Well, that’s good. If I cook something that smells nasty I can overpower it with that fresh pine scent.

10 pounds of chicken breast, boneless / skinless.

NOW we’re talking! I’ve got a bunch of great recipes for those….

(rummage through the recipe box)

Well, I’ve got about a dozen great recipes, but we’re missing at least one ingredient for each of them, which means another trip to the store.

Man down!

So we ordered pizza that night, and I quickly realized that couponing wasn’t going to work for me. It was hard enough (and I failed) coming up with something on a weekend after I had just went shopping, I couldn’t imaging trying to do that after working all day.

So back to the drawing board I went, and I stumbled across a site called emeals (at the time they were E-mealz).

The premise of emeals is that they provide a one week menu for you (they offer menus by store or food type, i.e. low carb, low fat gluten free, etc.) with the shopping list to go along with it.

And, their menus are designed to average (now) around $85 per week to feed a family of 4. For us, the “family of 4” has been very inaccurate in that we’re able to feed a family of 5 (including a teen that wears a size 14 shoe and his younger brother who eats more than he does) to satiety and we have had leftovers every single meal.

They have sample plans available under the “How it works” section on their website if you’d like to see the types of meals they offer. We have a couple of picky eaters and we’ve only found one or two dishes that we didn’t like.

How do I know what my grocery budget should be?

Even after implementing emeals, I still struggled with determining how I was doing in my grocery budget.
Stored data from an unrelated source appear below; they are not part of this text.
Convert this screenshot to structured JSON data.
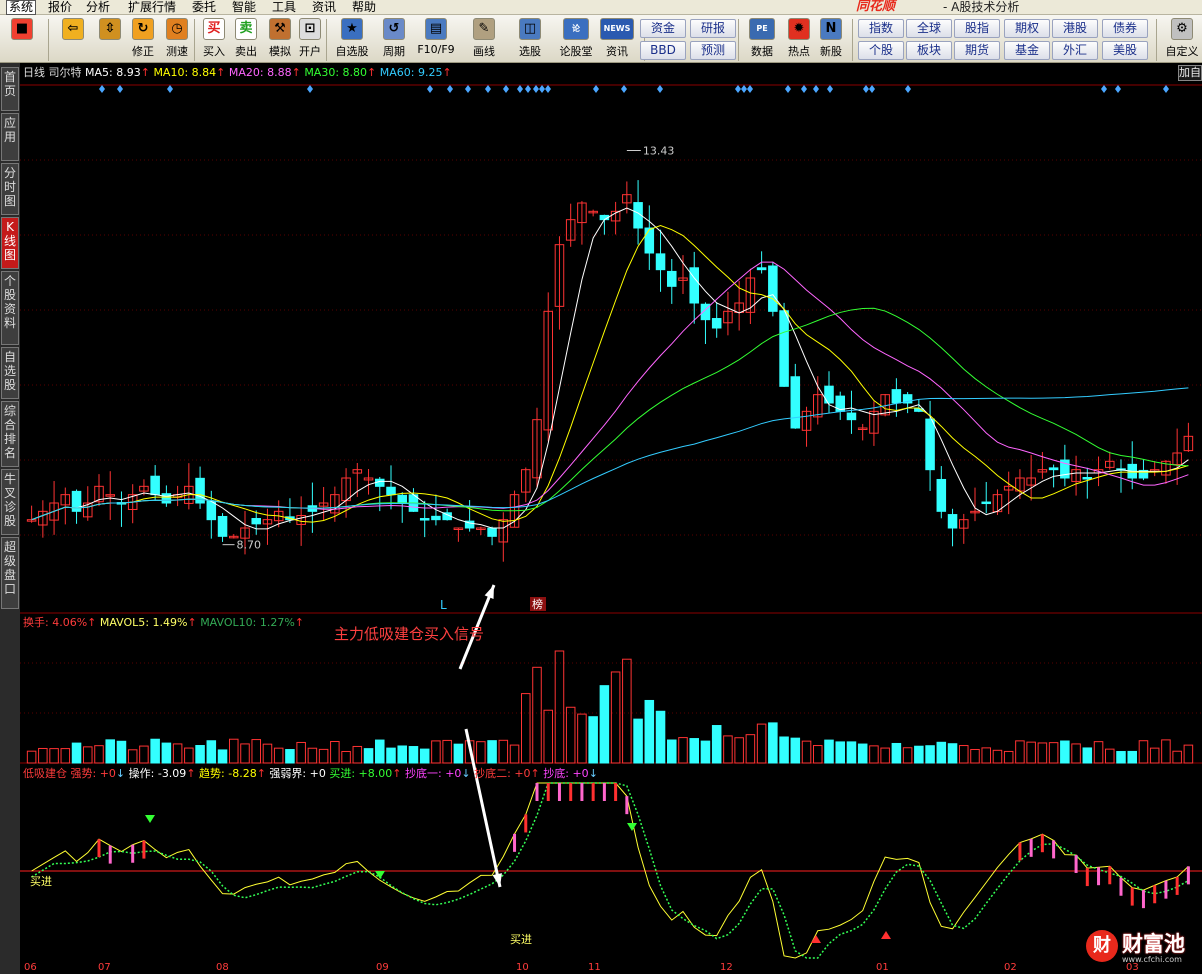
{
  "menubar": {
    "items": [
      "系统",
      "报价",
      "分析",
      "扩展行情",
      "委托",
      "智能",
      "工具",
      "资讯",
      "帮助"
    ],
    "brand": "同花顺",
    "subtitle": "- A股技术分析"
  },
  "toolbar": {
    "buttons": [
      {
        "label": "",
        "icon": "windows-icon"
      },
      {
        "label": "",
        "icon": "back-arrow-icon"
      },
      {
        "label": "",
        "icon": "up-down-arrows-icon"
      },
      {
        "label": "修正",
        "icon": "refresh-icon"
      },
      {
        "label": "测速",
        "icon": "clock-icon"
      },
      {
        "label": "买入",
        "icon": "buy-icon",
        "glyph": "买"
      },
      {
        "label": "卖出",
        "icon": "sell-icon",
        "glyph": "卖"
      },
      {
        "label": "模拟",
        "icon": "hammer-icon"
      },
      {
        "label": "开户",
        "icon": "lock-icon"
      },
      {
        "label": "自选股",
        "icon": "star-icon"
      },
      {
        "label": "周期",
        "icon": "cycle-icon"
      },
      {
        "label": "F10/F9",
        "icon": "f10-icon"
      },
      {
        "label": "画线",
        "icon": "pen-icon"
      },
      {
        "label": "选股",
        "icon": "select-stock-icon"
      },
      {
        "label": "论股堂",
        "icon": "forum-icon",
        "glyph": "论"
      },
      {
        "label": "资讯",
        "icon": "news-icon",
        "glyph": "NEWS"
      },
      {
        "label": "数据",
        "icon": "pe-icon",
        "glyph": "PE"
      },
      {
        "label": "热点",
        "icon": "hot-icon"
      },
      {
        "label": "新股",
        "icon": "new-stock-icon"
      },
      {
        "label": "自定义",
        "icon": "customize-icon"
      }
    ],
    "small_buttons": [
      "资金",
      "研报",
      "BBD",
      "预测",
      "指数",
      "全球",
      "股指",
      "期权",
      "港股",
      "债券",
      "个股",
      "板块",
      "期货",
      "基金",
      "外汇",
      "美股"
    ]
  },
  "sidebar": {
    "tabs": [
      "首页",
      "应用",
      "分时图",
      "K线图",
      "个股资料",
      "自选股",
      "综合排名",
      "牛叉诊股",
      "超级盘口"
    ],
    "active": "K线图"
  },
  "price_panel": {
    "period": "日线",
    "stock": "司尔特",
    "ma": [
      {
        "name": "MA5",
        "value": "8.93",
        "color": "#ffffff"
      },
      {
        "name": "MA10",
        "value": "8.84",
        "color": "#ffff00"
      },
      {
        "name": "MA20",
        "value": "8.88",
        "color": "#ff66ff"
      },
      {
        "name": "MA30",
        "value": "8.80",
        "color": "#33ff33"
      },
      {
        "name": "MA60",
        "value": "9.25",
        "color": "#33ccff"
      }
    ],
    "high_label": "13.43",
    "low_label": "8.70",
    "marker_l": "L",
    "marker_bang": "榜",
    "corner": "加自"
  },
  "volume_panel": {
    "items": [
      {
        "name": "换手",
        "value": "4.06%",
        "color": "#ff3c3c"
      },
      {
        "name": "MAVOL5",
        "value": "1.49%",
        "color": "#ffff66"
      },
      {
        "name": "MAVOL10",
        "value": "1.27%",
        "color": "#33aa55"
      }
    ]
  },
  "indicator_panel": {
    "items": [
      {
        "name": "低吸建仓",
        "value": "",
        "color": "#ff3c3c"
      },
      {
        "name": "强势",
        "value": "+0",
        "color": "#ff3c3c",
        "arrow": "down"
      },
      {
        "name": "操作",
        "value": "-3.09",
        "color": "#ffffff",
        "arrow": "up"
      },
      {
        "name": "趋势",
        "value": "-8.28",
        "color": "#ffff00",
        "arrow": "up"
      },
      {
        "name": "强弱界",
        "value": "+0",
        "color": "#ffffff"
      },
      {
        "name": "买进",
        "value": "+8.00",
        "color": "#33ff33",
        "arrow": "up"
      },
      {
        "name": "抄底一",
        "value": "+0",
        "color": "#ff44ff",
        "arrow": "down"
      },
      {
        "name": "抄底二",
        "value": "+0",
        "color": "#ff3c3c",
        "arrow": "up"
      },
      {
        "name": "抄底",
        "value": "+0",
        "color": "#ff44ff",
        "arrow": "down"
      }
    ],
    "buy_label": "买进"
  },
  "annotation": {
    "callout": "主力低吸建仓买入信号"
  },
  "xaxis": {
    "labels": [
      "06",
      "07",
      "08",
      "09",
      "10",
      "11",
      "12",
      "01",
      "02",
      "03"
    ]
  },
  "watermark": {
    "text": "财富池",
    "url": "www.cfchi.com"
  },
  "chart_data": {
    "type": "candlestick",
    "stock": "司尔特",
    "period": "日线",
    "months": [
      "06",
      "07",
      "08",
      "09",
      "10",
      "11",
      "12",
      "01",
      "02",
      "03"
    ],
    "ylim": [
      8.0,
      14.0
    ],
    "annotated_high": 13.43,
    "annotated_low": 8.7,
    "close_series": [
      9.0,
      9.1,
      9.2,
      9.3,
      9.1,
      9.2,
      9.4,
      9.3,
      9.2,
      9.3,
      9.4,
      9.3,
      9.2,
      9.3,
      9.4,
      9.2,
      9.0,
      8.8,
      8.8,
      8.9,
      8.95,
      9.0,
      9.1,
      9.0,
      9.05,
      9.1,
      9.2,
      9.3,
      9.5,
      9.6,
      9.5,
      9.4,
      9.3,
      9.2,
      9.1,
      9.0,
      9.0,
      9.0,
      8.9,
      8.9,
      8.9,
      8.8,
      9.0,
      9.3,
      9.6,
      10.2,
      11.5,
      12.3,
      12.6,
      12.8,
      12.7,
      12.6,
      12.7,
      12.9,
      12.5,
      12.2,
      12.0,
      11.8,
      11.9,
      11.6,
      11.4,
      11.3,
      11.5,
      11.6,
      11.9,
      12.0,
      11.5,
      10.6,
      10.1,
      10.3,
      10.5,
      10.4,
      10.3,
      10.2,
      10.1,
      10.3,
      10.5,
      10.4,
      10.4,
      10.3,
      9.6,
      9.1,
      8.9,
      9.0,
      9.1,
      9.2,
      9.3,
      9.4,
      9.5,
      9.5,
      9.6,
      9.6,
      9.5,
      9.6,
      9.5,
      9.6,
      9.7,
      9.6,
      9.5,
      9.5,
      9.6,
      9.7,
      9.8,
      10.0
    ],
    "ma60_color": "#33ccff"
  }
}
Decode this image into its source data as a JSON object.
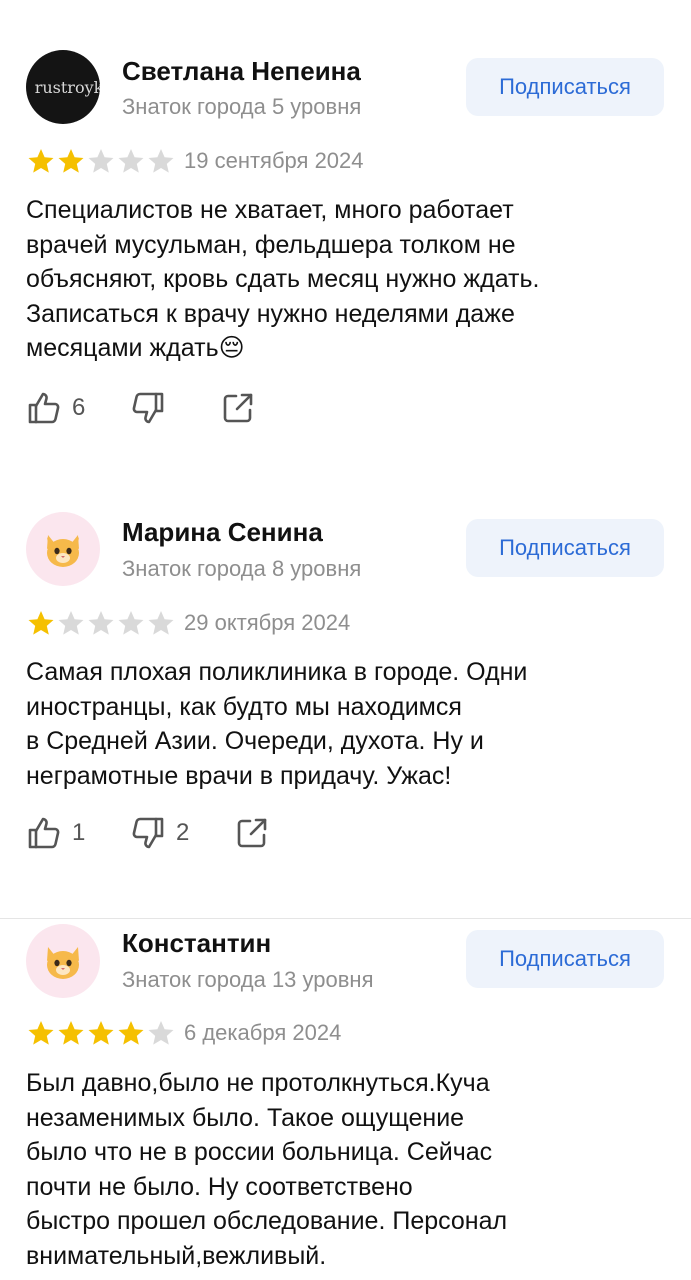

Most of the personal finance books I’ve read speak in percentages, but those were always way off and didn’t seem to make much sense to me.

How can one percentage work for a retired couple, a house full of teenagers, and a single person?

What if there are special dietary needs that are required medically?

Doesn’t the cost of food change? If this book was written in 1999, are the percentages still accurate?

Get your slide rule out…

And then I discovered the USDA (United States Department of Agriculture) website. On their site, they have a document (PDF) that is updated monthly. In that document, they list the average cost of food necessary to eat according to the food pyramid broken out by age, sex, and four different budget levels.

Even though I’m not necessarily a huge fan of the pyramid, that seemed like a reasonable model and the fact that they tied it to the consumer price index made it very factual to me.

So I pulled up the PDF and began to calculate what our average monthly cost should be:

  • Let’s see, I’m a 42 year old male so, let’s start with “Thrifty” (jot that number down) from the “19-50” column.
  • Next, my wife…find her age range….find thrifty….jot that number down
  • (Repeat for the other 3 family members)
  • Cool, here’s my total. Wait…..what’s the text at the bottom?
  • Oh, I need to adjust the total by 5 percent because these figures are based on 4 family members. Makes sense, but a pain in the butt.
  • So there’s my total. Oh. I should probably do the other 3 spending levels as well just so I know them.

Needless to say, this became a lengthy, tedious process that I wasn’t anxious to repeat.

Here he comes to save the day!

Never fear though, dear reader. Not only is this the “Blogging Away Debt” blog, but you happen to be reading the “Blogging Away a Pain in the Butt” guest post.

Luckily for you, I designed and hired someone to code the math behind the table and present in a homely but very efficient and beneficial (not me, the calculator smarty pants) page where all the math is done for you.

All you have to do is select the sex and age range for each family member and press the “Calc” button to see what the average spend in each food category for your family should be.

The table supports up to 10 family members; if you have more than that you already have your own reality show on TLC, so what do you care how much groceries cost? Sheesh…celebrities are so needy.

Anywho, here’s the link to the calculator: Food Costs Calculator (don’t worry, it opens in a separate window)

For us, thanks to emeals, we fall just above the “Thrifty” average and just below the “Low” average for most normal months. If we have company or cook a holiday meal it creeps up to “Low”, but we average below that.

So how do you fare?

Are you at the “Thrifty”, “Low”, “Moderate” or “Liberal” level?

If you’re at the “Thrifty” level or below, how do you do it?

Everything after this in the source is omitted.